US Democratic Senator Bob Menendez and eight other senators have written to Michael Piwowar, chairman of the Securities and Exchange Commission, to urge him to implement the CEO pay ratio rule which would require companies to disclose the ratio between chief executive (CEO) pay and the pay of their median worker.
Menendez, a member of the Senate banking committee, and his colleagues said they were “extremely troubled” by Piwowar’s decision to reopen consultation on the rule 18 months after the SEC formally adopted it and seven years after the Dodd-Frank Act was passed.
The Senators also said they were “alarmed” by the apparent decision to ask for comments from issuers and not include investors. In the original consultation, the letter states, the SEC received 287,400 responses with the majority supporting the disclosure rule.
Among these respondents, the Senators state, there were many institutional investors and investment managers, who said that the CEO to worker pay ratio was of material importance to investors. These investors stated that this information would help investors to assess CEO pay and to understand company approaches to human capital.
Menendez authored the provision requiring disclosure of the ratio, which was included as Section 953(b) of the Dodd-Frank Act. He then put pressure on the SEC to implement the disclosure rule to implement this section of the Act which was passed in 201o. The SEC eventually adopted the rule in August 2015 and it took effect for financial years from 1st January 2017.
The SEC launched its latest consultation in February giving 45 days for submissions from issuers after there had been reports from companies that they were encountering unexpected compliance difficulties that could have prevented them from meeting the reporting deadlines. Piwowar said he wanted to understand what challenges were being faced and if any action was needed from the SEC.
The letter to the SEC from the Senators comes as the Council of Institutional Investors (CII) launched a new web page, Fair Financial Rules, which outlines the three principles that should be followed if, as seems likely, the Trump administration and the Republican-dominated Congress, seek to revamp the existing financial regulations brought in following the 2008 financial crisis.
These principles are protecting fundamental shareholder rights, promoting the effective disclosure and reliable financial reporting and upholding the independence of the SEC. Notably the CII states that proxy advisers “play a vital and necessary role in assisting pension funds and other institutional investors in carrying out their fiduciary duty to vote proxies in the best interest of plan participants and clients.”
Meanwhile in the UK, the Equality Trust is calling for people to sign its petition calling on the government to introduce mandatory pay ratios.
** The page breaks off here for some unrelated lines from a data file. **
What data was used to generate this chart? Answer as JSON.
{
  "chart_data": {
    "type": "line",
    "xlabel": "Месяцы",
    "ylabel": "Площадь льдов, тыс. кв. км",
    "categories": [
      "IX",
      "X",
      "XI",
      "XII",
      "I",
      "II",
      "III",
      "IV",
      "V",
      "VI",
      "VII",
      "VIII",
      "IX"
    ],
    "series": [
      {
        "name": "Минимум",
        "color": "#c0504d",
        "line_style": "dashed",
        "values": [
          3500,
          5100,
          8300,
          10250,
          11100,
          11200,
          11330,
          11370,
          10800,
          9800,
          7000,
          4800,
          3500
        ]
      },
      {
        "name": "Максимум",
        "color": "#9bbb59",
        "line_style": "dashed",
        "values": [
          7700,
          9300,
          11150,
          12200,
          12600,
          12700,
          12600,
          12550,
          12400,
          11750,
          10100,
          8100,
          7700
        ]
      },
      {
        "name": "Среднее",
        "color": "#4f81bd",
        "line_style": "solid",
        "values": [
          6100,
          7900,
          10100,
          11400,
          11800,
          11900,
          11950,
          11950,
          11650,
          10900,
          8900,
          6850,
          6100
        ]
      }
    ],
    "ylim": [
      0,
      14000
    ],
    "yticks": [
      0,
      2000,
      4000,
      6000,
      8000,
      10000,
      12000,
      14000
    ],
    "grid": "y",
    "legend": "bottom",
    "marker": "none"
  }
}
It has just released research which it says shows that the average chief executive of FTSE 100 companies earned £5.3m in 2015 based on the total remuneration figures disclosed by companies in their annual reports.
This, the pressure group said, is more than 100 times the average UK salary or 386 times that of a worker earning the National Living Wage, based on figures from the Office of National Statistics Annual Survey of Hours and Earnings, 2016.
The Equality Trust said their analysis revealed that FTSE 100 CEOs on average were paid 165 times more than a nurse; 140 times more than a teacher; 132 times more than a police officer and 312 times more than a care worker. The research also found that over two thirds (67%) of FTSE 100 CEOs were paid more than 100 times the average UK salary while 90% were paid at least 100 times more than the National Living Wage.
Dr. Wanda Wyporska, Executive Director of The Equality Trust, said: “Pay inequality drives wider inequality, and we know this is bad for businesses, bad for our economy and bad for our health, our education and our wider society.
“We need far greater transparency on company pay practices to challenge poverty pay and executive excess at the same time. That’s why we’re calling on government to introduce mandatory reporting for large and medium businesses on the pay gap between their highest and average paid employee. Only then can we create a sense of trust and common purpose essential to build an economy and society that works for all.”